FASB Issues Proposed Standard Related to Reference Rate Reform

For many years, the London Interbank Offered Rate (LIBOR) has functioned as the bedrock of financial contracts. Since the LIBOR Rigging Scandal of 2014, however, the writing has been on the wall-LIBOR is on its way out. Regulators around the world have worked to identify alternative reference rates that are more observable or transaction-based and thus, less susceptible to manipulation.

Since these rates are central to so many contracts and hedge transactions, questions have been raised regarding the challenge of accounting for these transactions. To address these concerns, the Financial Accounting Standards Board (FASB) issued a proposed Accounting Standards Update (ASU or Update) on Sept. 5, 2019 entitled Reference Rate Reform (Topic 848): Facilitation of the Effects of Reference Rate Reform on Financial Reporting.

This new standard will have a huge impact on a wide range of contracts including debt agreements, lease agreements and derivative instruments. These will all need to be modified to replace references to discontinued rates with the modified rates.

Under current generally accepted accounting principles (GAAP), the changes caused by reference rate reform would be considered a contract modification. As such, they would all need to be evaluated to determine if the modifications result in a new contract or the continuation of an existing contract. Due to the overarching effect of this reform, this would affect a significant volume of contracts and other arrangements and would be burdensome to all those affected.

In response, FASB issued the proposed Update, providing temporary, optional practical expedients and exceptions to enable a smoother transition to the new reference rates. These optional expedients and exceptions to GAAP apply to contracts, hedging relationships, and other transactions affected by reference rate reform under certain conditions. They would also only apply to contracts and hedging relationships that reference LIBOR or other reference rates expected to be discontinued.

The following optional expedients in the proposed amendment are as follows:
  • Modifications of contracts within the scopes of Topic 210, Receivables and Topic 470, Debt, would be accounted for by prospectively adjusting the effective interest rate in the agreement.
  • Modifications of contracts within the scope of Topic 842, Leases, would be accounted for as a continuation of the existing contract with no reassessments or remeasurements that otherwise would be required under that Topic.
  • Modifications of contracts would not require a reassessment under Subtopic 815-15, Derivatives and Hedging-Embedded Derivatives, of whether an embedded derivative should be accounted for as a separate instrument.

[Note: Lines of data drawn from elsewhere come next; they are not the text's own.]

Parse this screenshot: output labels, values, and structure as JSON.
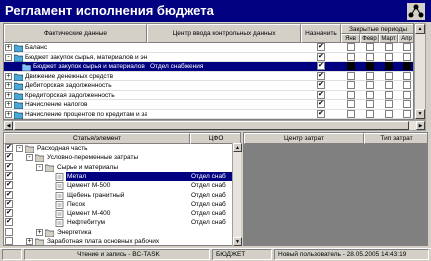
{
  "window": {
    "title": "Регламент исполнения бюджета"
  },
  "top_grid": {
    "columns": {
      "fact": "Фактические данные",
      "center": "Центр ввода контрольных данных",
      "assign": "Назначить",
      "closed": "Закрытые периоды",
      "periods": [
        "Янв",
        "Февр",
        "Март",
        "Апр"
      ]
    },
    "rows": [
      {
        "label": "Баланс",
        "center": "",
        "assign": true,
        "level": 0,
        "expander": "+",
        "selected": false
      },
      {
        "label": "Бюджет закупок сырья, материалов и энергоресурсов",
        "center": "",
        "assign": true,
        "level": 0,
        "expander": "-",
        "selected": false
      },
      {
        "label": "Бюджет закупок сырья и материалов",
        "center": "Отдел снабжения",
        "assign": true,
        "level": 1,
        "expander": "",
        "selected": true
      },
      {
        "label": "Движение денежных средств",
        "center": "",
        "assign": true,
        "level": 0,
        "expander": "+",
        "selected": false
      },
      {
        "label": "Дебиторская задолженность",
        "center": "",
        "assign": true,
        "level": 0,
        "expander": "+",
        "selected": false
      },
      {
        "label": "Кредиторская задолженность",
        "center": "",
        "assign": true,
        "level": 0,
        "expander": "+",
        "selected": false
      },
      {
        "label": "Начисление налогов",
        "center": "",
        "assign": true,
        "level": 0,
        "expander": "+",
        "selected": false
      },
      {
        "label": "Начисление процентов по кредитам и займам",
        "center": "",
        "assign": true,
        "level": 0,
        "expander": "+",
        "selected": false
      }
    ]
  },
  "left_grid": {
    "columns": {
      "article": "Статья/элемент",
      "cfo": "ЦФО"
    },
    "rows": [
      {
        "label": "Расходная часть",
        "cfo": "",
        "level": 0,
        "expander": "-",
        "checked": true,
        "selected": false
      },
      {
        "label": "Условно-переменные затраты",
        "cfo": "",
        "level": 1,
        "expander": "-",
        "checked": true,
        "selected": false
      },
      {
        "label": "Сырье и материалы",
        "cfo": "",
        "level": 2,
        "expander": "-",
        "checked": true,
        "selected": false
      },
      {
        "label": "Метал",
        "cfo": "Отдел снаб",
        "level": 3,
        "expander": "",
        "checked": true,
        "selected": true
      },
      {
        "label": "Цемент М-500",
        "cfo": "Отдел снаб",
        "level": 3,
        "expander": "",
        "checked": true,
        "selected": false
      },
      {
        "label": "Щебень гранитный",
        "cfo": "Отдел снаб",
        "level": 3,
        "expander": "",
        "checked": true,
        "selected": false
      },
      {
        "label": "Песок",
        "cfo": "Отдел снаб",
        "level": 3,
        "expander": "",
        "checked": true,
        "selected": false
      },
      {
        "label": "Цемент М-400",
        "cfo": "Отдел снаб",
        "level": 3,
        "expander": "",
        "checked": true,
        "selected": false
      },
      {
        "label": "Нефтебитум",
        "cfo": "Отдел снаб",
        "level": 3,
        "expander": "",
        "checked": true,
        "selected": false
      },
      {
        "label": "Энергетика",
        "cfo": "",
        "level": 2,
        "expander": "+",
        "checked": false,
        "selected": false
      },
      {
        "label": "Заработная плата основных рабочих",
        "cfo": "",
        "level": 1,
        "expander": "+",
        "checked": false,
        "selected": false
      }
    ]
  },
  "right_grid": {
    "columns": {
      "cost_center": "Центр затрат",
      "cost_type": "Тип затрат"
    }
  },
  "status": {
    "mode": "Чтение и запись - BC-TASK",
    "module": "БЮДЖЕТ",
    "user": "Новый пользователь - 28.05.2005 14:43:19"
  },
  "colors": {
    "titlebar": "#000080",
    "selection": "#000080",
    "face": "#d4d0c8"
  }
}
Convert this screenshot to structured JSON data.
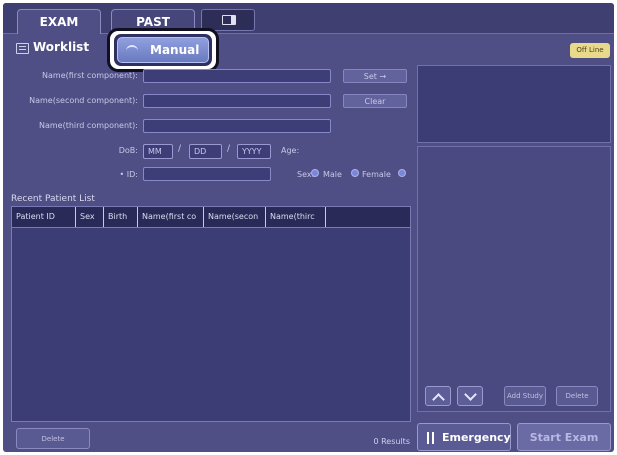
{
  "tabs": {
    "exam": "EXAM",
    "past": "PAST"
  },
  "subheader": {
    "worklist": "Worklist",
    "manual": "Manual",
    "offline": "Off Line"
  },
  "form": {
    "name_first_label": "Name(first component):",
    "name_second_label": "Name(second component):",
    "name_third_label": "Name(third component):",
    "dob_label": "DoB:",
    "dob_month_placeholder": "MM",
    "dob_day_placeholder": "DD",
    "dob_year_placeholder": "YYYY",
    "age_label": "Age:",
    "id_label": "• ID:",
    "sex_label": "Sex:",
    "sex_male": "Male",
    "sex_female": "Female",
    "set_button": "Set →",
    "clear_button": "Clear"
  },
  "recent": {
    "title": "Recent Patient List",
    "columns": [
      "Patient ID",
      "Sex",
      "Birth",
      "Name(first co",
      "Name(secon",
      "Name(thirc"
    ]
  },
  "side": {
    "add_study": "Add Study",
    "delete": "Delete"
  },
  "footer": {
    "delete": "Delete",
    "results": "0 Results",
    "emergency": "Emergency",
    "start_exam": "Start Exam"
  }
}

The amendments also include a general principle that would apply to the Accounting Standards Codification (ASC) topics and subtopics, permitting entities to:
  • Consider modification of contracts due to reference rate reform to be a continuation of these contracts
  • Not reassess previous determinations

To be considered valid, the optional expedient that’s selected would need to be applied consistently across all contract modifications under a topic, subtopic or industry subtopic within the ASC. There are also a variety of optional expedients and some exceptions for various types of hedging transactions included in the proposed Update.

The amendments proposed in this Update would be effective for all entities upon the issuance of a final ASU and will remain in force upon adoption through to Dec. 31, 2022. The proposed amendments would not apply to contract modifications made and hedging relationships entered into or evaluated after Dec. 31, 2022.

The comment period for the proposed Update ended on Oct.7 and on Nov. 13, 2019 the FASB approved the proposed Update and instructed the FASB staff prepare the final ASU for issuance. The final ASU is expected to be issued in the first quarter of 2020.